Auch in Sachen Plot präsentiert sich dieser in Irland (!) spielende Giallo wenig organisiert. Das Whodunit-Rätselraten gerät zum reinsten Glücksspiel, den abgesehen von vogelwild in den Ring geworfenen Closeups auf suspekte Sonnenbrillen und Feuerzeuge gibt es nichts für den Wohnzimmerdetektiv, mit dem er arbeiten könnte. Brauchbare Indizien oder Plotfinessen sind völlige Fehlanzeige.
Imposant hingegen ist das Aufgebot an Genrestars: Der windige Botschafter ist der Koblenzer Landsmann Anton Diffring, dessen Oeuvre vom Giallo (SEVEN DEATHS IN THE CAT´S EYE) bis hin zum deutschen Knatterfilm (VANESSA) so ziemlich jedes Genre umfasst hat. Seit DER ROTE SCHATTEN (1959), wo er in der Rolle eines diabolischen Schönheitschirurgen / Zirkusdirektor zu sehen war, ist er einer meiner Lieblingsbösewichter wie übrigens auch Werner Pochath (HORROR-SEX IM NACHTEXPRESS), der seinen missratenen Sohn spielen darf. Die wunderschöne Dagmar Lassander (THE FORBIDDEN PHOTOS OF A LADY ABOVE SUSPICION), die hier übrigens den markanten Luigi Pistilli (BAY OF BLOOD, DER SCHWANZ DES SKORPIONS) abschleppt, ist ebenso mit von der Partie wie Valentina Cortese (THE GIRL WHO KNEW TOO MUCH) und Renato Romano (THE BIRD WITH THE CRYSTAL PLUMAGE, THE FIFTH CORD).

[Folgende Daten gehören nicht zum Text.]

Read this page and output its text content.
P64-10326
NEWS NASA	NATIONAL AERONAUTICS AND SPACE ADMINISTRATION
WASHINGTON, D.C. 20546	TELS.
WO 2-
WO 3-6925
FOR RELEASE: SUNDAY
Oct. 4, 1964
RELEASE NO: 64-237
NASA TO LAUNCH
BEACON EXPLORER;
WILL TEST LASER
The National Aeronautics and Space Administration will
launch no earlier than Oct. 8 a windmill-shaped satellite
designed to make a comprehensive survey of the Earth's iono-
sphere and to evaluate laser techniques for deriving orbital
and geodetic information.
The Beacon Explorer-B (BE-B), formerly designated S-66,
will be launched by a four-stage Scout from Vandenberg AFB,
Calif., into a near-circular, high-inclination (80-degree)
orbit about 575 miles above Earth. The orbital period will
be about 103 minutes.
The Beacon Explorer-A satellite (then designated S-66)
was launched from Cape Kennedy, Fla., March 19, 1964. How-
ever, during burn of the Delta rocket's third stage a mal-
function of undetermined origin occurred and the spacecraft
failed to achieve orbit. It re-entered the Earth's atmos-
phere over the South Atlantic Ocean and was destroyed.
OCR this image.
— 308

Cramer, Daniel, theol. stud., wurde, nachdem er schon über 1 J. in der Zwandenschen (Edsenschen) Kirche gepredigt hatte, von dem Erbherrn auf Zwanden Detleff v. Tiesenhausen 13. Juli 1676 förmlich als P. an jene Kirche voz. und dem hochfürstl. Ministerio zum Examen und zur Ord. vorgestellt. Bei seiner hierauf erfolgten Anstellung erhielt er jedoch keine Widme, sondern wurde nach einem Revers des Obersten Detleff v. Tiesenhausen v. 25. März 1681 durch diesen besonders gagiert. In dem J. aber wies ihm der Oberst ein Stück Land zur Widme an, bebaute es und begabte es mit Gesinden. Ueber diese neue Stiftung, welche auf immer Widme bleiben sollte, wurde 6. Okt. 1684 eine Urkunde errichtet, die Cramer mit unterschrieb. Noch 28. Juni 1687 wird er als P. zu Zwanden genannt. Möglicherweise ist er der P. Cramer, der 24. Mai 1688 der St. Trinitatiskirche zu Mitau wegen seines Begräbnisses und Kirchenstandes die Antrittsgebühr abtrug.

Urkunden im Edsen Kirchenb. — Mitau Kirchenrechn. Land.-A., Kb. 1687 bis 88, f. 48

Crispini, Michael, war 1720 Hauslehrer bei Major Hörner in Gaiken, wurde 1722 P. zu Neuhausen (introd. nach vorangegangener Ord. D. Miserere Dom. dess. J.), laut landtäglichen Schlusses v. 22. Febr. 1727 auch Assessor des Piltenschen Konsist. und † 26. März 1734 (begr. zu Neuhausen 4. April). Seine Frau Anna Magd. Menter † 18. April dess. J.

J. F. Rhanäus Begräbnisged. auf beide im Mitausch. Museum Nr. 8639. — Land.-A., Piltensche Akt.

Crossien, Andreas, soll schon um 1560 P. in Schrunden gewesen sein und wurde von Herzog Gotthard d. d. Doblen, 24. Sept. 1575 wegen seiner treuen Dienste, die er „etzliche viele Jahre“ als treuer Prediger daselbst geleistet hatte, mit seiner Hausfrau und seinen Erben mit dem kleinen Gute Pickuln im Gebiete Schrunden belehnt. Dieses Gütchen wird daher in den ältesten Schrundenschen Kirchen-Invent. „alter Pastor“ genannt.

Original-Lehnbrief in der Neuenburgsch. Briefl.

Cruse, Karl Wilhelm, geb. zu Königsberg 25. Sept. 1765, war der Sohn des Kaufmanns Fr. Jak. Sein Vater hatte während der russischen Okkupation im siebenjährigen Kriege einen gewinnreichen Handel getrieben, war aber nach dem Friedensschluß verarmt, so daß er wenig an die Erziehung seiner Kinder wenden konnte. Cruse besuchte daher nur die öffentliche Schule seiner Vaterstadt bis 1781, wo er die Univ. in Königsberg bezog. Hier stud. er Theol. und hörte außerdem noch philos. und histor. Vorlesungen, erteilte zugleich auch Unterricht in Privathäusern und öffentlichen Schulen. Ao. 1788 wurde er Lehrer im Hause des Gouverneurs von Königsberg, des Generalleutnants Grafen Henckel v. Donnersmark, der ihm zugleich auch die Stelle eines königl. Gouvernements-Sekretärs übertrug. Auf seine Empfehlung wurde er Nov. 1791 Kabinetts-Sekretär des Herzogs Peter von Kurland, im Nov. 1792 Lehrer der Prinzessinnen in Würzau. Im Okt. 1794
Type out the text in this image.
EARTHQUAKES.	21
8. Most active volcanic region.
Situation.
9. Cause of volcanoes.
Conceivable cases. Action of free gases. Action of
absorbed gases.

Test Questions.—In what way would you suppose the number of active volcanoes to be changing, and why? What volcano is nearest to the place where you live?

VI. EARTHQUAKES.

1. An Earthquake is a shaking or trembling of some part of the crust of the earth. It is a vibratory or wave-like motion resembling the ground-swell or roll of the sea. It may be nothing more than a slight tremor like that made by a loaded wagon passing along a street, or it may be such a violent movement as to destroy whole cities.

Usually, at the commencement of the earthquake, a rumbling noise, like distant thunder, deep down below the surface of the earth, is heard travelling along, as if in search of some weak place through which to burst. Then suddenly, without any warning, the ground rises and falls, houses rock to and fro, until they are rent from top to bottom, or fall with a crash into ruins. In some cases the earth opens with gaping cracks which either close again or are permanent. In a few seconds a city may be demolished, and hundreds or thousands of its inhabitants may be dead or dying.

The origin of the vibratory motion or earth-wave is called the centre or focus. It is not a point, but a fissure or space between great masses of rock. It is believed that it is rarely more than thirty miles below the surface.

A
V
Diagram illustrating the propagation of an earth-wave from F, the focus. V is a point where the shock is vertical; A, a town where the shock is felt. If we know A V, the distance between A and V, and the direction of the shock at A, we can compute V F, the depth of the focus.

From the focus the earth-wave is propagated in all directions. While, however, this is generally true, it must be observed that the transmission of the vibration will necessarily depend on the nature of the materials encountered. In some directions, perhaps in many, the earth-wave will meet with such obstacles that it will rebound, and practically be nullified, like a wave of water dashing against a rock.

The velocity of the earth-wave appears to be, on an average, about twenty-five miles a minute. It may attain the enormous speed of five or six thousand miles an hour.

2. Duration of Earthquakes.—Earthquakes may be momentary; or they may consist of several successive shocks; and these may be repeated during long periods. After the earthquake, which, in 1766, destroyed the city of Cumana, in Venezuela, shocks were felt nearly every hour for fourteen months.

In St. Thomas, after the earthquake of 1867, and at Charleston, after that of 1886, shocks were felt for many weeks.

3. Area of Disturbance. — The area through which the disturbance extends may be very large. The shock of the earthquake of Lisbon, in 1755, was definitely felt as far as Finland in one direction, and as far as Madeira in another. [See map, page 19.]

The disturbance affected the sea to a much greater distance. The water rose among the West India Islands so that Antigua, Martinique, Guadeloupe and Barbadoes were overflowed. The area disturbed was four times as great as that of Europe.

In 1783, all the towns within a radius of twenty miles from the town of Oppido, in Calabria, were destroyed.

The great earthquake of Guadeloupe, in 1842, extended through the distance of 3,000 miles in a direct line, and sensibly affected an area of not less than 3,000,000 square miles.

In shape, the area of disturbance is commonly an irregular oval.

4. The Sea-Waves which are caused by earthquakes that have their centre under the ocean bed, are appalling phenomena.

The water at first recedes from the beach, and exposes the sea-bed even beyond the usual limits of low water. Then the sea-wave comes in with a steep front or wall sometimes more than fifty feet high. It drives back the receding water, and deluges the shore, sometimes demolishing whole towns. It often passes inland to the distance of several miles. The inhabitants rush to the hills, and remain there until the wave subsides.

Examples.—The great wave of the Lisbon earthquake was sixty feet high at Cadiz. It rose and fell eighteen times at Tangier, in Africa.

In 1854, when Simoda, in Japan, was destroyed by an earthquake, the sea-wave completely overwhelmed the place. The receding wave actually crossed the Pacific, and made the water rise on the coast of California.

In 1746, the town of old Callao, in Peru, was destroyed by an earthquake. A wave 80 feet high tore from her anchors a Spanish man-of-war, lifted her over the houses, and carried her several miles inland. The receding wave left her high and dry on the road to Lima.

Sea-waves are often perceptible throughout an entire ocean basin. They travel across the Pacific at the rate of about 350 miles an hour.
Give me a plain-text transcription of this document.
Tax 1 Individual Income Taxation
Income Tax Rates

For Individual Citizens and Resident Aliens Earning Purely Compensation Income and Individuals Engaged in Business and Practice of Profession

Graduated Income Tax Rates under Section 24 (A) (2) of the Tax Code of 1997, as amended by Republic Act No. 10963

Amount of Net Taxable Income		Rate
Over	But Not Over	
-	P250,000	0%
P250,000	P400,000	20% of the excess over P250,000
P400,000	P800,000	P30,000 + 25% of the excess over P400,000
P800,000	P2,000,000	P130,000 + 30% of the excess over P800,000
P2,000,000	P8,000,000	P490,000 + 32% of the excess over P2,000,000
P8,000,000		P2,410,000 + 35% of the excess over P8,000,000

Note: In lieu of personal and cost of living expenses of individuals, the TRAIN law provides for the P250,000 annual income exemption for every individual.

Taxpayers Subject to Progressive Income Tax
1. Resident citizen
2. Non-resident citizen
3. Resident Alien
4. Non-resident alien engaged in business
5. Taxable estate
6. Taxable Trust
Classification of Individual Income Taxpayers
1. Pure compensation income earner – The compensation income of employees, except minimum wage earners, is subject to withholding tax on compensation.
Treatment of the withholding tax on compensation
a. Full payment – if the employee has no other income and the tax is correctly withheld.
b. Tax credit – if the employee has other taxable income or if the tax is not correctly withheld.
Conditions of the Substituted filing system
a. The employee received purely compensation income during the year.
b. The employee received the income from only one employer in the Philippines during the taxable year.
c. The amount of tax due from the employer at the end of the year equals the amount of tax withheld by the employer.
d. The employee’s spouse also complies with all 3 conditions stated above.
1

Das Ensemble mit Namen wie Luigi Pistilli, Dagmar Lassander oder Anton Diffring ist über jeden Zweifel erhaben, aber unter dem Strich bleibt DIE BESTIE MIT DEM FEURIGEN ATEM dennoch eine zwiespältige Angelegenheit. Die Geschichte wird zwar recht kurzweilig erzählt, ist aber auch alles andere als intelligent. Einerseits bringt Fredas Inszenierung Denkwürdiges wie den Fund der Kofferraumleiche, Dagmar Lassanders Flucht über eine Klappbrücke oder das irrwitzig brutale Finale hervor, andererseits wirkt sie oft auch fahrig und schludrig. Es gefällt der obskure Charakter des Films; es stört der billige Plot.
Kurzum: Bei DER BESTIE MIT DEM FEURIGEN ATEM herrschen Licht und Schatten.